А потом новый скандал в Оксфорде и диспут с учёными мужами в доме шталмейстера королевы Елизаветы. В ту февральскую сырую ночь ему не дали даже провожатого с факелом, и, вспоминая обиду, написал он тогда вещие слова: «Коль придётся Ноланцу умирать в католической римской земле, дайте по крайней мере провожатого с одним факелом…»

Он снова возвращается во Францию и снова с непоколебимым упорством, забыв о всех печальных уроках своей жизни, добивается нового диспута, и снова кричат ему, что он суетный бахвал, оболгавший Аристотеля, и снова разъярённая толпа беснуется вокруг него. Уезжает в Германию – и всё то же. Спираль гонений все быстрее вращает его. Вот он учитель Джованни Мочениго, знатного венецианца, потом несколько месяцев в Падуе, кафедру в университете не дают (через год её получил молоденький тосканец Галилео Галилей), опять Венеция, последний поворот и точка – вязанки сухого хвороста на площади Цветов.

Мочениго донёс на Ноланца из чистой подлости: считал, что тот знает бесовские секреты достижения славы и богатства, но скрывает их от него. Обвинения скудны и настолько малодоказательны, что самым вероятным приговором была ссылка в глухой монастырь. Но снова, теперь уже в последний раз, не сдержал себя Бруно.

Споры о вере и боге продолжаются в тюрьме. «Предатель правит этим миром!» – кричит Ноланец, воздев кукиш к низким сводам камеры. А предатели не правили миром, предатели сидели рядом, слушали, иногда поддакивали. Новый донос на Бруно написали соседи по камере: монах-капуцин Челестино и учитель Грациано. Костёр монаху заменили ссылкой, но кошмары совести извели его, и страшное в своих признаниях письмо венецианскому инквизитору отправило Челестино на костёр при жизни Бруно.

Восемь лет сидел в тюрьме Ноланец: святые отцы все мечтали склонить его к отречению. Он признался во многом: да, его прегрешения против веры велики и в книгах есть пороки, да, не ходил в церковь и очень любил женщин – всё это так. Но его взгляды, его учение – нет, здесь он прав. Ему дали сорок дней на размышления, подсылали в камеру богословов, ничего не помогало. Когда во дворце кардинала Мадруцци ему зачитали приговор, он сказал: «Вы с большим страхом объявляете мне приговор, чем я выслушиваю его!»
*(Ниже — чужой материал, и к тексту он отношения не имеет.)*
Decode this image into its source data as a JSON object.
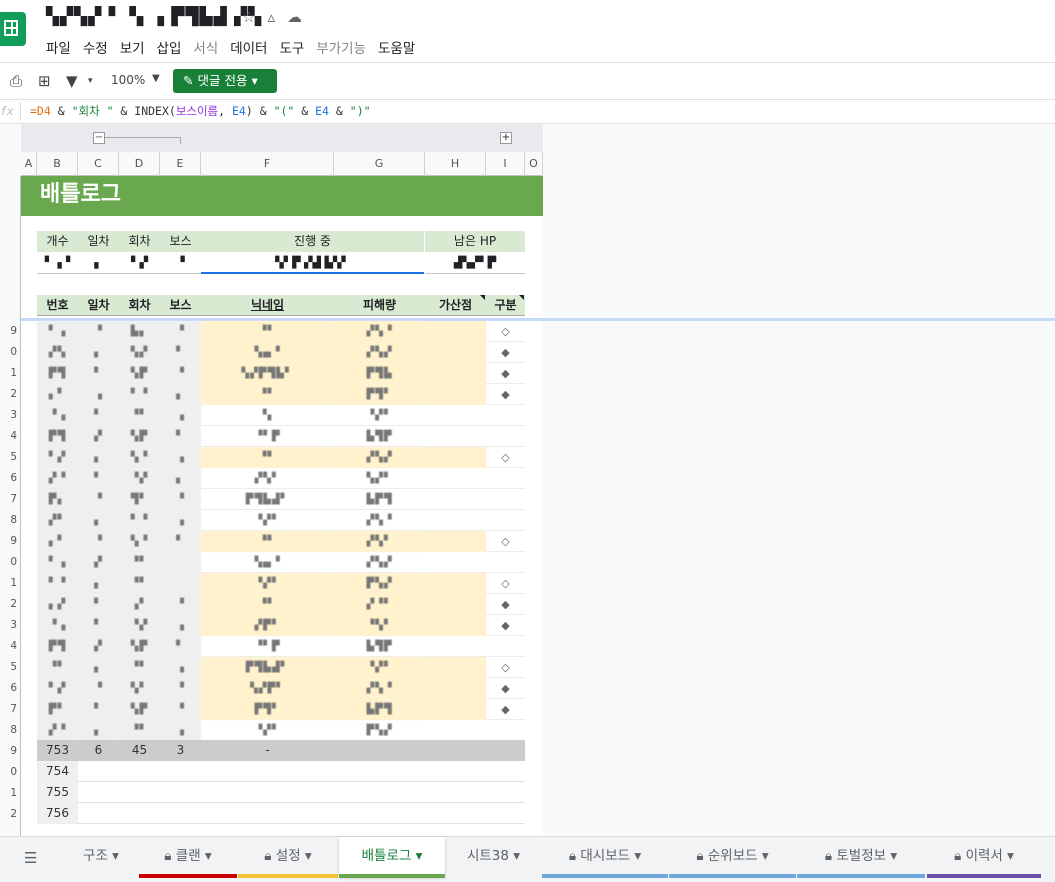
{
  "doc": {
    "title": "▚▞▚▞ ▘▝▖▗ ▛▜▙▟ ▞▚"
  },
  "title_icons": [
    "star-icon",
    "drive-icon",
    "cloud-icon"
  ],
  "menu": [
    "파일",
    "수정",
    "보기",
    "삽입",
    "서식",
    "데이터",
    "도구",
    "부가기능",
    "도움말"
  ],
  "toolbar": {
    "zoom": "100%",
    "comment_mode": "댓글 전용"
  },
  "formula": {
    "fx": "fx",
    "p1": "=D4",
    "p2": " & ",
    "p3": "\"회차 \"",
    "p4": " & INDEX(",
    "p5": "보스이름",
    "p6": ", ",
    "p7": "E4",
    "p8": ") & ",
    "p9": "\"(\"",
    "p10": " & ",
    "p11": "E4",
    "p12": " & ",
    "p13": "\")\""
  },
  "columns": [
    "A",
    "B",
    "C",
    "D",
    "E",
    "F",
    "G",
    "H",
    "I",
    "O"
  ],
  "row_numbers": [
    "",
    "",
    "",
    "",
    "",
    "",
    "9",
    "0",
    "1",
    "2",
    "3",
    "4",
    "5",
    "6",
    "7",
    "8",
    "9",
    "0",
    "1",
    "2",
    "3",
    "4",
    "5",
    "6",
    "7",
    "8",
    "9",
    "0",
    "1",
    "2"
  ],
  "banner": "배틀로그",
  "summary": {
    "headers": [
      "개수",
      "일차",
      "회차",
      "보스",
      "진행 중",
      "남은 HP"
    ],
    "values": [
      "▘▗▝",
      "▖",
      "▘▞",
      "▝",
      "▚▘▛ ▞▟ ▙▚▘",
      "▟▚▞▘▛"
    ]
  },
  "table": {
    "headers": [
      "번호",
      "일차",
      "회차",
      "보스",
      "닉네임",
      "피해량",
      "가산점",
      "구분"
    ],
    "rows": [
      {
        "c": [
          "▘▗",
          "▝",
          "▙▖",
          "▝",
          "▝▘",
          "▞▚▝"
        ],
        "mark": "◇",
        "y": true
      },
      {
        "c": [
          "▞▚",
          "▖",
          "▚▞",
          "▘",
          "▚▄▝",
          "▞▚▞"
        ],
        "mark": "◆",
        "y": true
      },
      {
        "c": [
          "▛▜",
          "▘",
          "▚▛",
          "▝",
          "▚▞▛▜▙▘",
          "▛▜▙"
        ],
        "mark": "◆",
        "y": true
      },
      {
        "c": [
          "▖▘",
          "▗",
          "▘▝",
          "▖",
          "▝▘",
          "▛▜▘"
        ],
        "mark": "◆",
        "y": true
      },
      {
        "c": [
          "▝▗",
          "▘",
          "▝▘",
          "▗",
          "▝▖",
          "▝▞▘"
        ],
        "mark": "",
        "y": false
      },
      {
        "c": [
          "▛▜",
          "▞",
          "▚▛",
          "▘",
          "▝▘▛",
          "▙▜▛"
        ],
        "mark": "",
        "y": false
      },
      {
        "c": [
          "▘▞",
          "▖",
          "▚▝",
          "▗",
          "▝▘",
          "▞▚▞"
        ],
        "mark": "◇",
        "y": true
      },
      {
        "c": [
          "▞▝",
          "▘",
          "▝▞",
          "▖",
          "▞▚▘",
          "▚▞▘"
        ],
        "mark": "",
        "y": false
      },
      {
        "c": [
          "▛▖",
          "▝",
          "▜▘",
          "▝",
          "▛▜▙▟▘",
          "▙▛▜"
        ],
        "mark": "",
        "y": false
      },
      {
        "c": [
          "▞▘",
          "▖",
          "▘▝",
          "▗",
          "▝▞▘",
          "▞▚▝"
        ],
        "mark": "",
        "y": false
      },
      {
        "c": [
          "▖▘",
          "▝",
          "▚▝",
          "▘",
          "▝▘",
          "▞▚▘"
        ],
        "mark": "◇",
        "y": true
      },
      {
        "c": [
          "▘▗",
          "▞",
          "▝▘",
          "",
          "▚▄▝",
          "▞▚▞"
        ],
        "mark": "",
        "y": false
      },
      {
        "c": [
          "▘▝",
          "▖",
          "▝▘",
          "",
          "▝▞▘",
          "▛▚▞"
        ],
        "mark": "◇",
        "y": true
      },
      {
        "c": [
          "▖▞",
          "▘",
          "▗▘",
          "▝",
          "▝▘",
          "▞▝▘"
        ],
        "mark": "◆",
        "y": true
      },
      {
        "c": [
          "▝▗",
          "▘",
          "▝▞",
          "▗",
          "▞▛▘",
          "▝▚▘"
        ],
        "mark": "◆",
        "y": true
      },
      {
        "c": [
          "▛▜",
          "▞",
          "▚▛",
          "▘",
          "▝▘▛",
          "▙▜▛"
        ],
        "mark": "",
        "y": false
      },
      {
        "c": [
          "▝▘",
          "▖",
          "▝▘",
          "▗",
          "▛▜▙▟▘",
          "▝▞▘"
        ],
        "mark": "◇",
        "y": true
      },
      {
        "c": [
          "▘▞",
          "▝",
          "▚▘",
          "▝",
          "▚▞▛▘",
          "▞▚▝"
        ],
        "mark": "◆",
        "y": true
      },
      {
        "c": [
          "▛▘",
          "▘",
          "▚▛",
          "▝",
          "▛▜▘",
          "▙▛▜"
        ],
        "mark": "◆",
        "y": true
      },
      {
        "c": [
          "▞▝",
          "▖",
          "▝▘",
          "▗",
          "▝▞▘",
          "▛▚▞"
        ],
        "mark": "",
        "y": false
      }
    ],
    "sum_row": {
      "no": "753",
      "day": "6",
      "round": "45",
      "boss": "3",
      "nick": "-"
    },
    "after_rows": [
      "754",
      "755",
      "756"
    ]
  },
  "tabs": [
    {
      "label": "구조",
      "lock": false,
      "color": ""
    },
    {
      "label": "클랜",
      "lock": true,
      "color": "#cc0000"
    },
    {
      "label": "설정",
      "lock": true,
      "color": "#f1c232"
    },
    {
      "label": "배틀로그",
      "lock": false,
      "color": "#6aa84f"
    },
    {
      "label": "시트38",
      "lock": false,
      "color": ""
    },
    {
      "label": "대시보드",
      "lock": true,
      "color": "#6fa8dc"
    },
    {
      "label": "순위보드",
      "lock": true,
      "color": "#6fa8dc"
    },
    {
      "label": "토벌정보",
      "lock": true,
      "color": "#6fa8dc"
    },
    {
      "label": "이력서",
      "lock": true,
      "color": "#674ea7"
    }
  ]
}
Казнь вершилась на рассвете, и было много факелов, которых ему так не хватало в ту мокрую ночь на Темзе. Язык зажали в специальные тисочки, чтобы не выкрикнул лишнего. Последнее, что видела толпа, прежде чем заволокло его дымом, как дёрнул головой Джордано и отвернулся, когда протянули на длинном шесте распятие к его губам.

 

Альфред Брем:

«ВСЕ УВИДЕТЬ, ВСЕМ ОВЛАДЕТЬ, ЧТОБЫ ЩЕДРО ОТДАТЬ ЛЮДЯМ»

 

Христиан Людвиг Брем числился пастором в деревне Унтеррентен-дорф в Саксонии, а на самом деле был европейским известным орнитологом с коллекцией в девять тысяч чучел, и крестьяне с иронией называли его «птичьим пастором». Ружье он купил сыну, когда тому исполнилось восемь лет, и в день своего рождения Альфред подстрелил овсянку – первую свою жертву. Из всей живности Альфред Брем больше благдволил к птицам, хотя это, быть может, и трудно заметить, читая «Жизнь животных».

Необыкновенная книга эта вот уже сто лет не знает равнодушных читателей. Помню, я не умел ещё читать, но с восторгом повторял выученные наизусть подписи под картинками. Детям, особенно детям города, часто она первая распахивала неизвестные и прекрасные горизонты, заставляя их тосковать от огромности и причудливости мира. Взрослых эта книга словно останавливает на бегу, отстраняя от них суету и мелочь их забот, и каждого на минуту хотя бы делает радостно удивлённым. И нет, наверное, людей, которые не позавидовали бы автору этой книги – чернобородому путешественнику в высоких сапогах, с ружьём на плече и записной книжкой в кармане. А ведь он не был ни особенно счастлив, ни удачлив, просто он очень любил живое и искал его повсюду. Он мечтал о путешествиях всегда, а путешествовал меньше, чем вы думаете: не был в Индии, в Австралии, не был в Южной Америке, а в Северной жил только в городах – читал лекции.

17-летним мальчишкой его взял в Африку барон Мюллер. Это было первое и самое долгое его путешествие в верховья Нила. Он носил турецкую одежду и, обладая актёрскими способностями, перенял восточную походку и мусульманскую плавность движений. Он мечтал о приключениях, как можно мечтать о них в 17 лет, и нашёл их сверх меры. Чуть не перевернулся с баркой на нубийских порогах, перенёс ужас пустыни Багиуде, чудом спасся ночью от нападения раненого бегемота. Но обо всём этом в его дневнике лишь короткие, отрывистые заметки, главное – работа. На берегах голубого Нила он заболевает жестокой тропической лихорадкой и все равно продолжает исследования. «Нужно. Если я этого не сделаю – я не учёный», – пишет он. Он благодарен судьбе не за путешествия, не за пёстрые перья пойманной им крошечной нектарницы, а за саму возможность изучать. «Наука сама по себе неотразимо привлекательна и награждает своих почитателей уже тем наслаждением, с которым они служат ей», – записывает этот юноша в своей африканской тетради.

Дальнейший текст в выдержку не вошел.